The future ED is all about automation, robotics, and personalized experiences.

Hernandez Discusses Future “Post-Lean” ED Design

In the future, a human being may never touch a specimen in the clinical laboratory unless there’s a problem.

“The innovations that we create have to be tied to what is realistic and practical within a community and within a healthcare system.” That was a key take-away in a recent Emergency Physicians International interview with Manuel Hernandez, Global Health Practice Leader at CannonDesign. Over the course of the interview Hernandez discussed everything from the facility innovation coming out of Scandinavian countries to how some of the same thinking that propelled the move from standardized to personalized medicine is changing the approach to emergency department (ED) design as well. Highlights include:

On What Scandinavian Countries are Teaching Us

Akershus University Hospital, in Oslo, is now about seven or eight years old, and when it opened it was the most technologically advanced hospital in the world. They spent a lot of time thinking about the interplay between technology and the physical environment, the workforce, and patient experiences, and designed from the ground up a solution that really focused on technology as an enabler of efficiency and quality within their institution:

  • The clinical lab in Akershus is a completely automated robotic laboratory. A human being never touches a laboratory specimen in that department unless there’s a problem with the specimen and it’s rejected by the automated line…This results in what is probably the most efficient clinical lab in the world.
  • At Akershus, they use what are called automated guided vehicles (AGVs) throughout their entire hospital. They are driverless delivery modules that can deliver supplies, logistics, food—pretty much anything—from the point of origin to the point of need without having to have a human push those carts around. This creates a lower labor cost, which is important in markets where resource availability is an issue.
The “Post-Lean” ED: At CGH Medical Center, a low-acuity zone with lounge chair stations allows low-to-moderate acuity patients to flex into this area from triage or from the main ED.

The “Post-Lean” ED: At CGH Medical Center, a low-acuity zone with lounge chair stations allows low-to-moderate acuity patients to flex into this area from triage or from the main ED.

On the “Post Lean” ED

We’re evolving into a model of streaming and/or parallel processing, in which we focus more on function and focus less on place. Practically speaking, that means we eliminate the notion that every patient has to experience their process in the ED the same way. Rather, we’re tailoring that experience and the processes the patient needs to go through to match the patient’s true needs

You can see that play out from a facility perspective by rethinking the entire patient arrival experience, and moving away from traditional triage rooms, waiting rooms, and space for things like patient registration.
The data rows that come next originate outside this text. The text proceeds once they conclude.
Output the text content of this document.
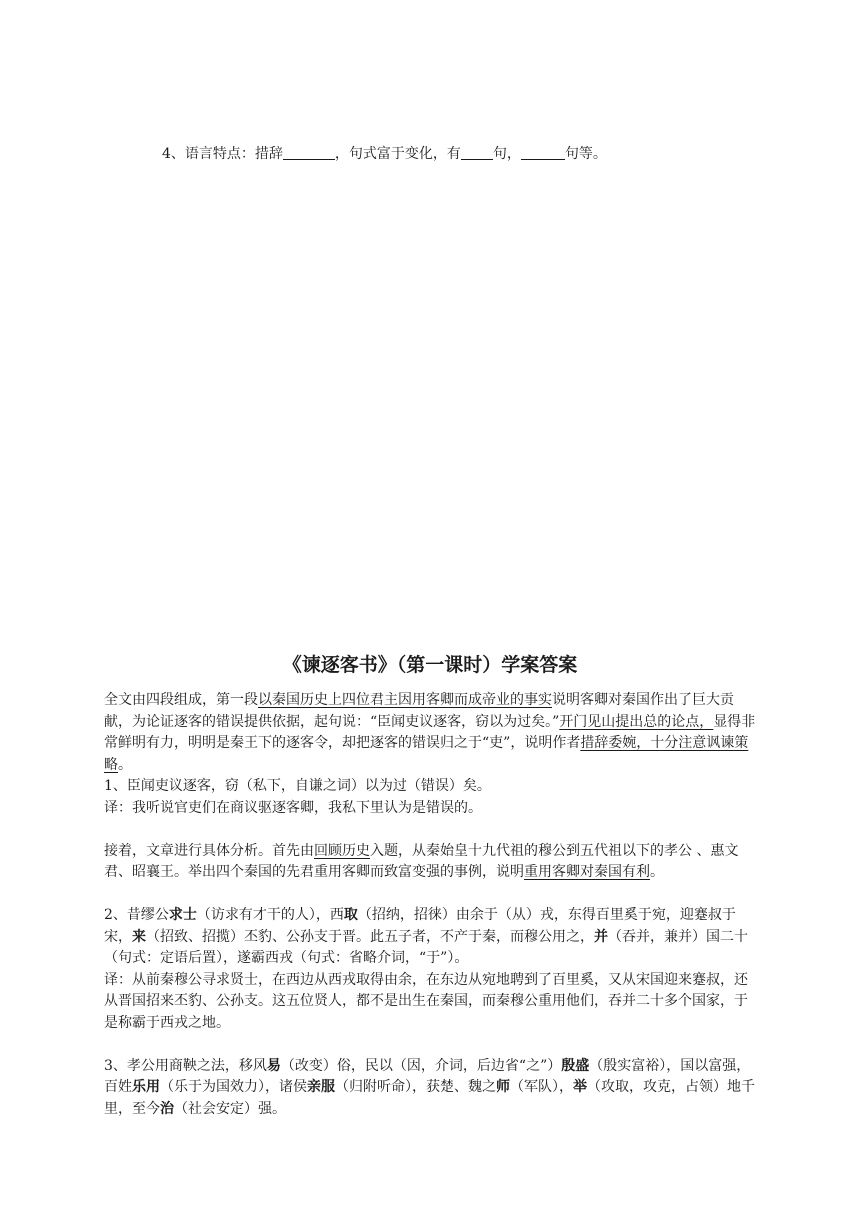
4、语言特点：措辞	，句式富于变化，有 句，	句等。
《谏逐客书》（第一课时）学案答案

全文由四段组成，第一段以秦国历史上四位君主因用客卿而成帝业的事实说明客卿对秦国作出了巨大贡献，为论证逐客的错误提供依据，起句说：“臣闻吏议逐客，窃以为过矣。”开门见山提出总的论点，显得非常鲜明有力，明明是秦王下的逐客令，却把逐客的错误归之于“吏”，说明作者措辞委婉，十分注意讽谏策略。

1、臣闻吏议逐客，窃（私下，自谦之词）以为过（错误）矣。

译：我听说官吏们在商议驱逐客卿，我私下里认为是错误的。

接着，文章进行具体分析。首先由回顾历史入题，从秦始皇十九代祖的穆公到五代祖以下的孝公 、惠文君、昭襄王。举出四个秦国的先君重用客卿而致富变强的事例，说明重用客卿对秦国有利。

2、昔缪公求士（访求有才干的人），西取（招纳，招徕）由余于（从）戎，东得百里奚于宛，迎蹇叔于宋，来（招致、招揽）丕豹、公孙支于晋。此五子者，不产于秦，而穆公用之，并（吞并，兼并）国二十（句式：定语后置），遂霸西戎（句式：省略介词，“于”）。

译：从前秦穆公寻求贤士，在西边从西戎取得由余，在东边从宛地聘到了百里奚，又从宋国迎来蹇叔，还从晋国招来丕豹、公孙支。这五位贤人，都不是出生在秦国，而秦穆公重用他们，吞并二十多个国家，于是称霸于西戎之地。

3、孝公用商鞅之法，移风易（改变）俗，民以（因，介词，后边省“之”）殷盛（殷实富裕），国以富强，百姓乐用（乐于为国效力），诸侯亲服（归附听命），获楚、魏之师（军队），举（攻取，攻克，占领）地千里，至今治（社会安定）强。
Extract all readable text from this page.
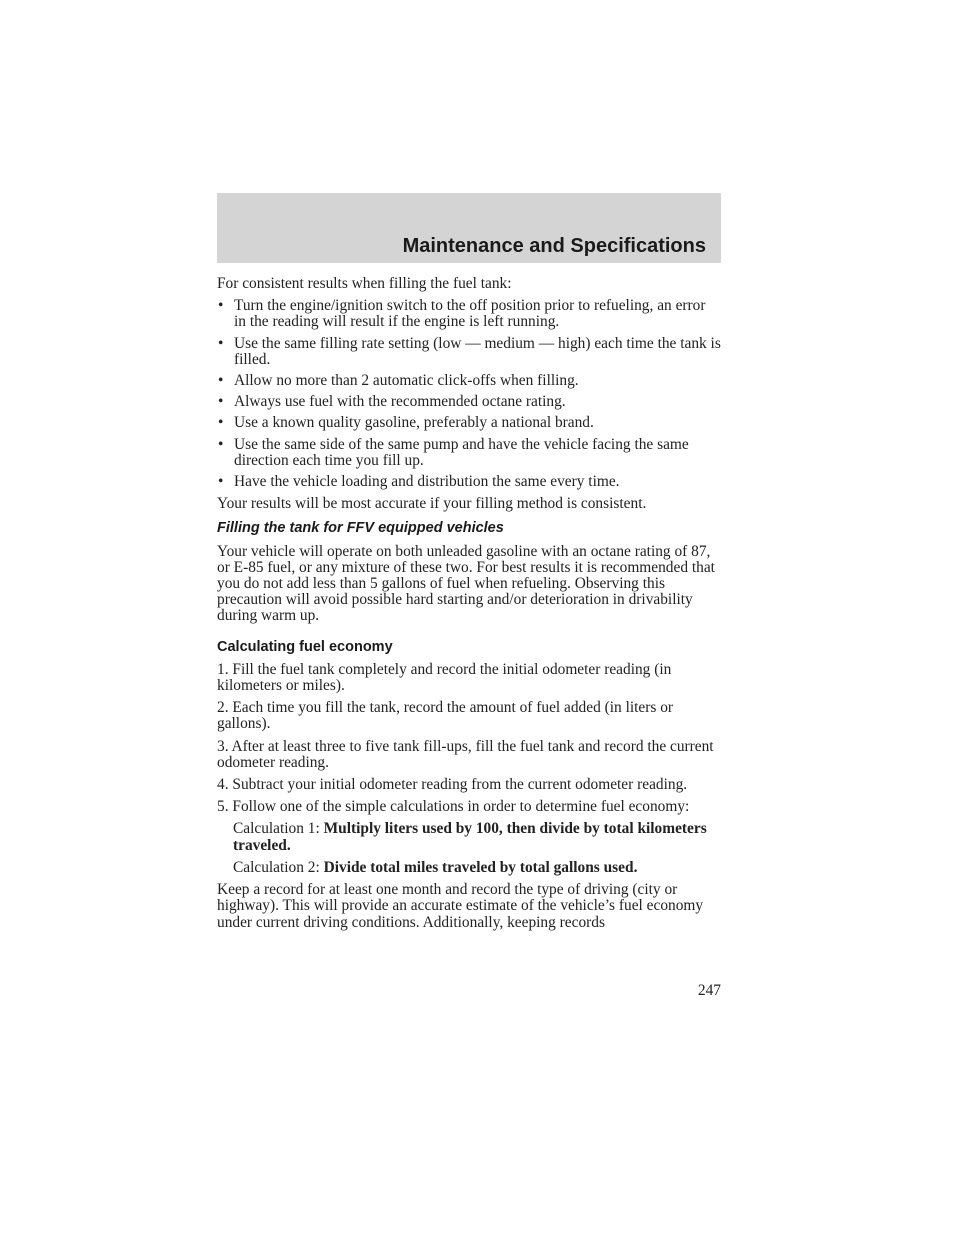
Maintenance and Specifications

For consistent results when filling the fuel tank:

• Turn the engine/ignition switch to the off position prior to refueling, an error in the reading will result if the engine is left running.
• Use the same filling rate setting (low — medium — high) each time the tank is filled.
• Allow no more than 2 automatic click-offs when filling.
• Always use fuel with the recommended octane rating.
• Use a known quality gasoline, preferably a national brand.
• Use the same side of the same pump and have the vehicle facing the same direction each time you fill up.
• Have the vehicle loading and distribution the same every time.

Your results will be most accurate if your filling method is consistent.

Filling the tank for FFV equipped vehicles

Your vehicle will operate on both unleaded gasoline with an octane rating of 87, or E-85 fuel, or any mixture of these two. For best results it is recommended that you do not add less than 5 gallons of fuel when refueling. Observing this precaution will avoid possible hard starting and/or deterioration in drivability during warm up.

Calculating fuel economy

1. Fill the fuel tank completely and record the initial odometer reading (in kilometers or miles).

2. Each time you fill the tank, record the amount of fuel added (in liters or gallons).

3. After at least three to five tank fill-ups, fill the fuel tank and record the current odometer reading.

4. Subtract your initial odometer reading from the current odometer reading.

5. Follow one of the simple calculations in order to determine fuel economy:

Calculation 1: Multiply liters used by 100, then divide by total kilometers traveled.
Calculation 2: Divide total miles traveled by total gallons used.

Keep a record for at least one month and record the type of driving (city or highway). This will provide an accurate estimate of the vehicle’s fuel economy under current driving conditions. Additionally, keeping records

247
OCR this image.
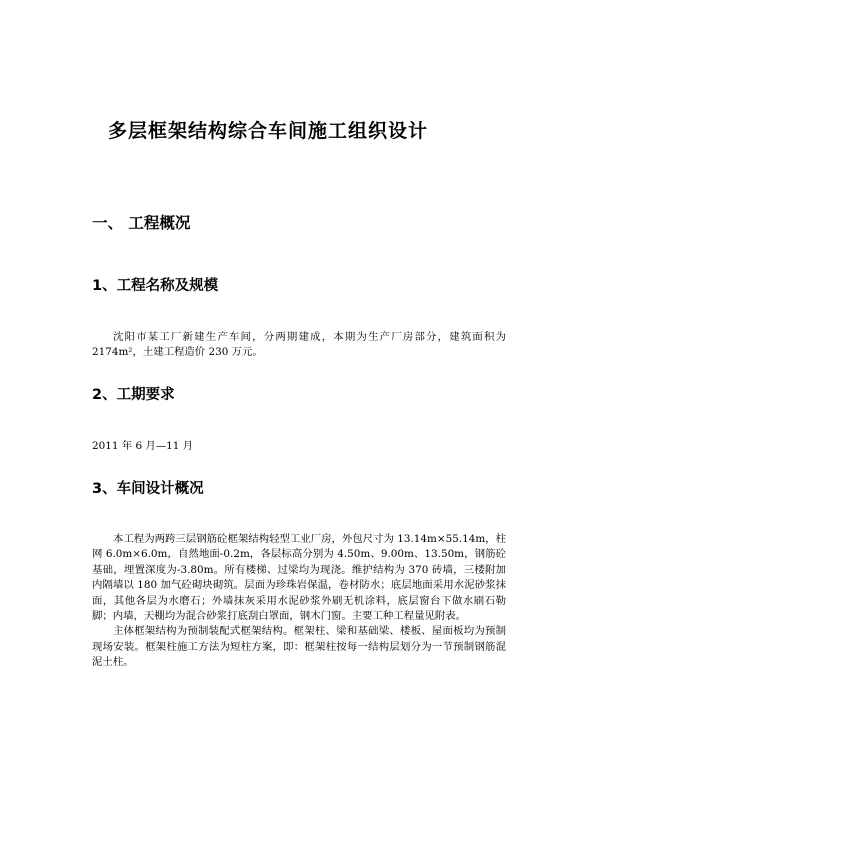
多层框架结构综合车间施工组织设计
一、 工程概况
1、工程名称及规模

沈阳市某工厂新建生产车间，分两期建成，本期为生产厂房部分，建筑面积为 2174m²，土建工程造价 230 万元。

2、工期要求
2011 年 6 月—11 月
3、车间设计概况

本工程为两跨三层钢筋砼框架结构轻型工业厂房，外包尺寸为 13.14m×55.14m，柱网 6.0m×6.0m，自然地面-0.2m，各层标高分别为 4.50m、9.00m、13.50m，钢筋砼基础，埋置深度为-3.80m。所有楼梯、过梁均为现浇。维护结构为 370 砖墙，三楼附加内隔墙以 180 加气砼砌块砌筑。层面为珍珠岩保温，卷材防水；底层地面采用水泥砂浆抹面，其他各层为水磨石；外墙抹灰采用水泥砂浆外刷无机涂料，底层窗台下做水刷石勒脚；内墙，天棚均为混合砂浆打底刮白罩面，钢木门窗。主要工种工程量见附表。

主体框架结构为预制装配式框架结构。框架柱、梁和基础梁、楼板、屋面板均为预制现场安装。框架柱施工方法为短柱方案，即：框架柱按每一结构层划分为一节预制钢筋混泥土柱。
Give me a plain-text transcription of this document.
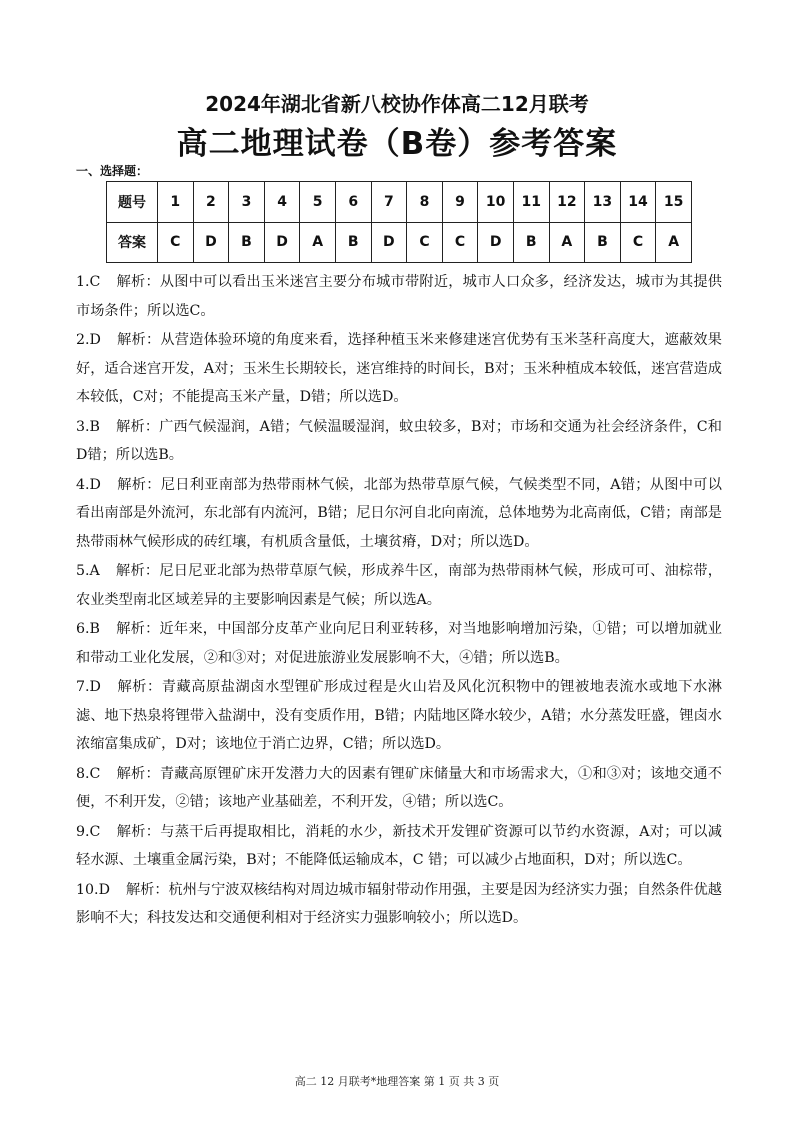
2024年湖北省新八校协作体高二12月联考
高二地理试卷（B卷）参考答案
一、选择题：
题号	1	2	3	4	5	6	7	8	9	10	11	12	13	14	15
答案	C	D	B	D	A	B	D	C	C	D	B	A	B	C	A

1.C 解析：从图中可以看出玉米迷宫主要分布城市带附近，城市人口众多，经济发达，城市为其提供市场条件；所以选C。

2.D 解析：从营造体验环境的角度来看，选择种植玉米来修建迷宫优势有玉米茎秆高度大，遮蔽效果好，适合迷宫开发，A对；玉米生长期较长，迷宫维持的时间长，B对；玉米种植成本较低，迷宫营造成本较低，C对；不能提高玉米产量，D错；所以选D。

3.B 解析：广西气候湿润，A错；气候温暖湿润，蚊虫较多，B对；市场和交通为社会经济条件，C和D错；所以选B。

4.D 解析：尼日利亚南部为热带雨林气候，北部为热带草原气候，气候类型不同，A错；从图中可以看出南部是外流河，东北部有内流河，B错；尼日尔河自北向南流，总体地势为北高南低，C错；南部是热带雨林气候形成的砖红壤，有机质含量低，土壤贫瘠，D对；所以选D。

5.A 解析：尼日尼亚北部为热带草原气候，形成养牛区，南部为热带雨林气候，形成可可、油棕带，农业类型南北区域差异的主要影响因素是气候；所以选A。

6.B 解析：近年来，中国部分皮革产业向尼日利亚转移，对当地影响增加污染，①错；可以增加就业和带动工业化发展，②和③对；对促进旅游业发展影响不大，④错；所以选B。

7.D 解析：青藏高原盐湖卤水型锂矿形成过程是火山岩及风化沉积物中的锂被地表流水或地下水淋滤、地下热泉将锂带入盐湖中，没有变质作用，B错；内陆地区降水较少，A错；水分蒸发旺盛，锂卤水浓缩富集成矿，D对；该地位于消亡边界，C错；所以选D。

8.C 解析：青藏高原锂矿床开发潜力大的因素有锂矿床储量大和市场需求大，①和③对；该地交通不便，不利开发，②错；该地产业基础差，不利开发，④错；所以选C。

9.C 解析：与蒸干后再提取相比，消耗的水少，新技术开发锂矿资源可以节约水资源，A对；可以减轻水源、土壤重金属污染，B对；不能降低运输成本，C 错；可以减少占地面积，D对；所以选C。

10.D 解析：杭州与宁波双核结构对周边城市辐射带动作用强，主要是因为经济实力强；自然条件优越影响不大；科技发达和交通便利相对于经济实力强影响较小；所以选D。

高二 12 月联考*地理答案 第 1 页 共 3 页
We’re moving towards intake zones and care initiation zones and differentiating between patients who need a bed or a trolley and those patients who can remain upright in a chair.

On the Impact of Telemedicine in the ED

On the patient experience side, it is about making sure that the rooms are laid out and sized to support the telemedicine technologies. Most of the technologies have become mobile, so you can wheel those pieces of equipment into the room and position them next to the patient. Some departments are beginning to explore wiring  telemedicine technologies into the room itself.

Many EDs with training programs already videotape a resuscitation and use that as a teaching tool after the fact. Now it’s possible to utilize similar technologies so that you can have a physician watching the resuscitation managing the patient remotely, with the ability to zoom in and look at the patient, listen to the exam as it’s being completed, to move the camera over and look at the cardiac monitor and the blood pressure readings and the ventilator settings, and to actively assist in directing the resuscitation of that patient. That’s a very, very new innovation that is beginning to evolve.